In 1979, after Lennon had taken an extended leave from the music business, Jack Douglas ran into him in a health-food restaurant on New York's East Side, and although they exchanged phone numbers, Douglas had no intention of disturbing the musician's well-publicised existence as a house husband. Nevertheless, just under a year later, Lennon was calling the producer and asking him to helm his comeback album, Double Fantasy.

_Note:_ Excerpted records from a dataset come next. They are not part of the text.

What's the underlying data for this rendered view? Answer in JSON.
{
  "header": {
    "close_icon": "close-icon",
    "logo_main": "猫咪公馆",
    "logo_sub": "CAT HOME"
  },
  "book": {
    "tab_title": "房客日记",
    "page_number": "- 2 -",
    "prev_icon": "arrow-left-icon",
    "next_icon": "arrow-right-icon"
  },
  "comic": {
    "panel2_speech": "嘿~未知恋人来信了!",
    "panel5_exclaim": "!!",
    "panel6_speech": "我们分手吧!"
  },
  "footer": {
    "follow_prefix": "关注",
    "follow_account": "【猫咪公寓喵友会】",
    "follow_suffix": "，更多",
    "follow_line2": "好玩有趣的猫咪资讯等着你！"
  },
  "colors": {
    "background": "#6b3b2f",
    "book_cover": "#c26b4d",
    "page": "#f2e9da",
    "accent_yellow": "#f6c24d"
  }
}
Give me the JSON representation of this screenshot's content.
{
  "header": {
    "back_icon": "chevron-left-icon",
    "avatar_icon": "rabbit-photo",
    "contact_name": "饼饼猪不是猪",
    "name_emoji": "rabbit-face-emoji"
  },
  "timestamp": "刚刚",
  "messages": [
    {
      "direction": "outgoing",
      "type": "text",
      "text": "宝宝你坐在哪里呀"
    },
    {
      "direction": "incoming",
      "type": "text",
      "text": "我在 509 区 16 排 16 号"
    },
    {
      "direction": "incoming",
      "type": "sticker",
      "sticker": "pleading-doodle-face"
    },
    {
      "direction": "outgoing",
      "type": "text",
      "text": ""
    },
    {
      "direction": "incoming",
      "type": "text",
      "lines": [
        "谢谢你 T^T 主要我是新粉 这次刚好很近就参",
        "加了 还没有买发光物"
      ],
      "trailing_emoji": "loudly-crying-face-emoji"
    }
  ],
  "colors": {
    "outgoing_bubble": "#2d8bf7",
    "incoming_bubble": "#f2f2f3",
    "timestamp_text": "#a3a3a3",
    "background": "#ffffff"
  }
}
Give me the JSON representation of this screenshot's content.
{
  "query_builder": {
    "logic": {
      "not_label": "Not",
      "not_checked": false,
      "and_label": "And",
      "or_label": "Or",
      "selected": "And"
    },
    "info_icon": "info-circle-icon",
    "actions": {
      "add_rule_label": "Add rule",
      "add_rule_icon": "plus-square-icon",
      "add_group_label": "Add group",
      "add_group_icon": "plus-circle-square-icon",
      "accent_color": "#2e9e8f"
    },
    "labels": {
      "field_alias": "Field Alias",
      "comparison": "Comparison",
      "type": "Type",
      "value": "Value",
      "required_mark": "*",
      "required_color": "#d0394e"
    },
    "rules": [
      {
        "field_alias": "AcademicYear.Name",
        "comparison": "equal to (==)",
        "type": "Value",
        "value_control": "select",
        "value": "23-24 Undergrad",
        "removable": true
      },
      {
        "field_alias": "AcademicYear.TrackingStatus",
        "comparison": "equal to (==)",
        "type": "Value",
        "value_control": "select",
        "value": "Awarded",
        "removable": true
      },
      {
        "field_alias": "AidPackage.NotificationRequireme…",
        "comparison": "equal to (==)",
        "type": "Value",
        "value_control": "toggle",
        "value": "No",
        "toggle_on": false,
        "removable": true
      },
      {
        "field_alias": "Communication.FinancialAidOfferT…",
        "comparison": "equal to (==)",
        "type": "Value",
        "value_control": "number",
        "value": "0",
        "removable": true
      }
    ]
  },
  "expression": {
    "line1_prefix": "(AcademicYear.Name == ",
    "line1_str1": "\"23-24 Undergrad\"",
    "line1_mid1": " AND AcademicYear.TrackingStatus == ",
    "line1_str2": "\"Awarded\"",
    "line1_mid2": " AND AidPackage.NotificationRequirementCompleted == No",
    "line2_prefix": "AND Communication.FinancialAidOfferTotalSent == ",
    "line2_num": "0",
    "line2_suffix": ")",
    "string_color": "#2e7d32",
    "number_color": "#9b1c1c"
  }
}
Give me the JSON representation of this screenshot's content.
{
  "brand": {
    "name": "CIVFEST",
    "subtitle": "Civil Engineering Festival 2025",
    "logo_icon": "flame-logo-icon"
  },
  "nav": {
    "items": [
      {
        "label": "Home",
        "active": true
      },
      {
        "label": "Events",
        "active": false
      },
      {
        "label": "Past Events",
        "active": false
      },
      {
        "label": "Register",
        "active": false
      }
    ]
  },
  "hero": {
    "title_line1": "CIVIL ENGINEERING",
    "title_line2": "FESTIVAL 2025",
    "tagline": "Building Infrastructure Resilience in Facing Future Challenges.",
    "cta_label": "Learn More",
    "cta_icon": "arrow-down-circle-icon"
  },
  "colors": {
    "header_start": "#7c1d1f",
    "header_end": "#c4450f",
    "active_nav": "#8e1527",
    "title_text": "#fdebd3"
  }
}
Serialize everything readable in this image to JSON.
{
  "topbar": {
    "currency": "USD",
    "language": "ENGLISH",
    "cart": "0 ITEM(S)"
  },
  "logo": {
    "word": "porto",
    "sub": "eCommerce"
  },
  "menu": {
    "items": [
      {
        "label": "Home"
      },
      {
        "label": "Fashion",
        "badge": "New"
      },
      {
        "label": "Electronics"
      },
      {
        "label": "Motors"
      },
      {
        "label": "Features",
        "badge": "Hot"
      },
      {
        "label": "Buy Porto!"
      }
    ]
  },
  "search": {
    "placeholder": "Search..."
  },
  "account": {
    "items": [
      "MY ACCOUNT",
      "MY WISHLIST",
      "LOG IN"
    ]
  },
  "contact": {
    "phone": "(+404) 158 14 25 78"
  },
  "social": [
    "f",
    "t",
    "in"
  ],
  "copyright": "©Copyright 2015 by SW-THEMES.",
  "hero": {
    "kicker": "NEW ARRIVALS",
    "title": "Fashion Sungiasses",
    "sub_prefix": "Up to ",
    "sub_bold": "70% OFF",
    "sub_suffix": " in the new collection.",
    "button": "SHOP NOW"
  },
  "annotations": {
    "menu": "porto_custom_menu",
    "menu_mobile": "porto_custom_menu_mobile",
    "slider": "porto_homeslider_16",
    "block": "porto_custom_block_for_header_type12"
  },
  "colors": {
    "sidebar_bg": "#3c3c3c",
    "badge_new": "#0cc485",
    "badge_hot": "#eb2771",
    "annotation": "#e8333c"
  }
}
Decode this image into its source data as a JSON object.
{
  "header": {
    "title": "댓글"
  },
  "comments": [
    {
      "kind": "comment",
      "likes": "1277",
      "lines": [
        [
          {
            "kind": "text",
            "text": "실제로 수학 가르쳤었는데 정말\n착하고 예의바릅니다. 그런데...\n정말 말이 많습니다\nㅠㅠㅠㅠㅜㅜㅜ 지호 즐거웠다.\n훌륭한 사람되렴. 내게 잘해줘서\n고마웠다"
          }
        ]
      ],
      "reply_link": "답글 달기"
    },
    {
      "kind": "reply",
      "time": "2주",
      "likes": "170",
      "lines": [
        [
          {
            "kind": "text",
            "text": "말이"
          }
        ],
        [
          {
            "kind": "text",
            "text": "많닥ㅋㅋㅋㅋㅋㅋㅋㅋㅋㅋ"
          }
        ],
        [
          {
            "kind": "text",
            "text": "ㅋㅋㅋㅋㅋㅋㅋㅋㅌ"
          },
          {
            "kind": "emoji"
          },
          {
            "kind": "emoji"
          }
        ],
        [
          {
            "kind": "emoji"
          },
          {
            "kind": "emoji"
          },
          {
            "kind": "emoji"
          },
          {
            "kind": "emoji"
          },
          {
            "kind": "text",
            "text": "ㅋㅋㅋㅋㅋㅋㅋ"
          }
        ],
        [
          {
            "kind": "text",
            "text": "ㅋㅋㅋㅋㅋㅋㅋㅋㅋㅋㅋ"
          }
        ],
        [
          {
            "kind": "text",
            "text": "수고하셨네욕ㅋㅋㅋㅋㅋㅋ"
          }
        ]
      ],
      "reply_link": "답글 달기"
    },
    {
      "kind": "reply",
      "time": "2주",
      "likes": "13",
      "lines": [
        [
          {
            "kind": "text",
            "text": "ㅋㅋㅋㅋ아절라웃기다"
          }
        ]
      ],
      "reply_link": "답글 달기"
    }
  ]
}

"It was totally top-secret, absolutely no one could know,” Douglas recalls. "Not even the musicians who I was initially rehearsing knew whose record they would be making. Then, after we actually began Double Fantasy, I wouldn't let John and Yoko work at the same time. I would have Yoko record in the morning and afternoon and then John at night. For the most part, they would come to each other's sessions, but when they were doing their vocals it was better for them to not be together because they might get in each other's way. They totally respected each other's stuff, but it was hard for them to be there when the other one was doing it. They'd want to make suggestions and they weren't always taken that well.”

The posthumous release, Milk & Honey, contained other partly finished tracks that Lennon had recorded for Double Fantasy. "Luckily, I always had him do live vocals while playing guitar in a booth, and they were usually quite good,” Douglas says, while asserting that yet more unreleased works-in-progress will eventually see the light of day. These, however, probably won't include the Lennon‑Douglas co-composition, 'Street Of Dreams'.

"That was just him singing and playing the piano,” Douglas explains. "I'd love to see it released, but I'm not sure that will ever happen.”